Jeffrey Cabintoy, a witness to the abduction of activist Jonas Burgos told his companion, a Commission on Human Rights (CHR) personnel, the moment he saw Major Harry Baliaga Jr. at the court room this morning.
It turned out that Baliaga was the first witness to be presented by the defense in the continuing hearings on the habeas corpus petition filed by Jonas’s mother, Mrs. Edita Burgos. In a decision issued in July 2011, the Supreme Court reverted back the case to the appellate court’s Special 7th Division.
Before Baliaga took the witness stand, Assistant Solicitor General Amparo Tang, lawyer for the public respondents, requested for an executive session “for the protection of their witness.” Lawyer of Mrs. Burgos, Ricardo Fernandez, objected and instead asked the justices to order Cabintoy to identify Baliaga.
The justices ordered Cabintoy to stand up and point at Baliaga. Cabintoy, then busboy at the Hapag Kainan restaurant inside the Ever Gotesco mall in Quezon City, proved he has not forgotten the man who told him not to intervene when they forcibly took Jonas five years ago. He pointed at the man wearing blue long sleeves.
One of the justices then asked the man identified by Cabintoy to state his name. The man replied: “I’m Maj. Harry Baliaga.”
Before Baliaga took the witness stand, Cabintoy was asked to go out of the court room.

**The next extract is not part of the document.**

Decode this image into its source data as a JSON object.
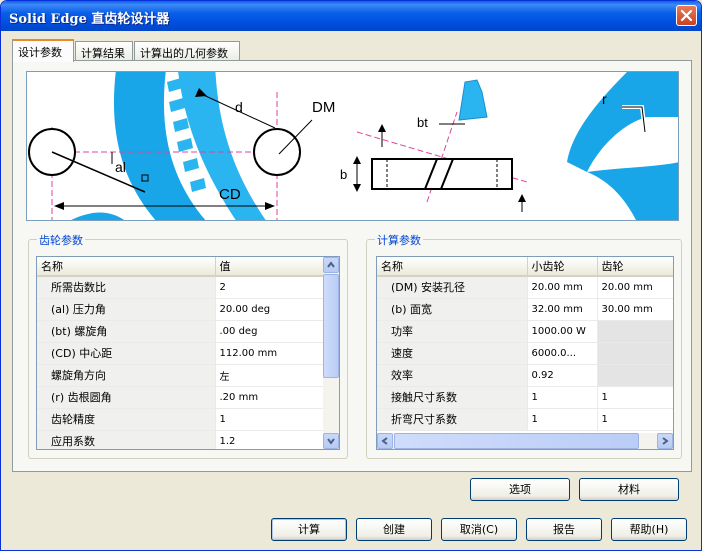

“Although Cabintoy was frightened, he was firm,” Mrs. Burgos said in an interview with Bulatlat.com.
Cabintoy’s testimony, along with other witnesses, became the basis for the CHR, in its March 2011 report, to recommend the filing of charges against Baliaga.
Jonas’s brother, JL, said the defense was trying to prove that Baliaga was no longer assigned at the 56th Infantry Battalion of the Philippine Army at the time Jonas was abducted. Baliaga said he left the unit as early as 2004 and was transferred to a special operations company. He admitted he was assigned at Fort Magsaysay.
“When asked about his whereabouts on that fateful day, Baliaga choked, could not speak and suddenly broke down in tears,” JL, Jonas’s brother, told Bulatlat.com.
“I was really waiting for what he would say. I was just staring at him, his head bowed. I was surprised by his reaction. What does it mean? Does his conscience bother him?” Mrs. Burgos said.
The justices then called for a five-minute recess. When he took the stand again, Baliaga said he was on administrative break and went home to the Mt. Province.
“Our theory has been affirmed once again, that it was their group who did it,” Mrs. Burgos said.
The Burgos family expressed hope that this development would bolster the criminal charges they filed against Baliaga and other military officials involved in the disappearance of Jonas. Filed in June 2011, the case at the Department of Justice is still under preliminary investigation.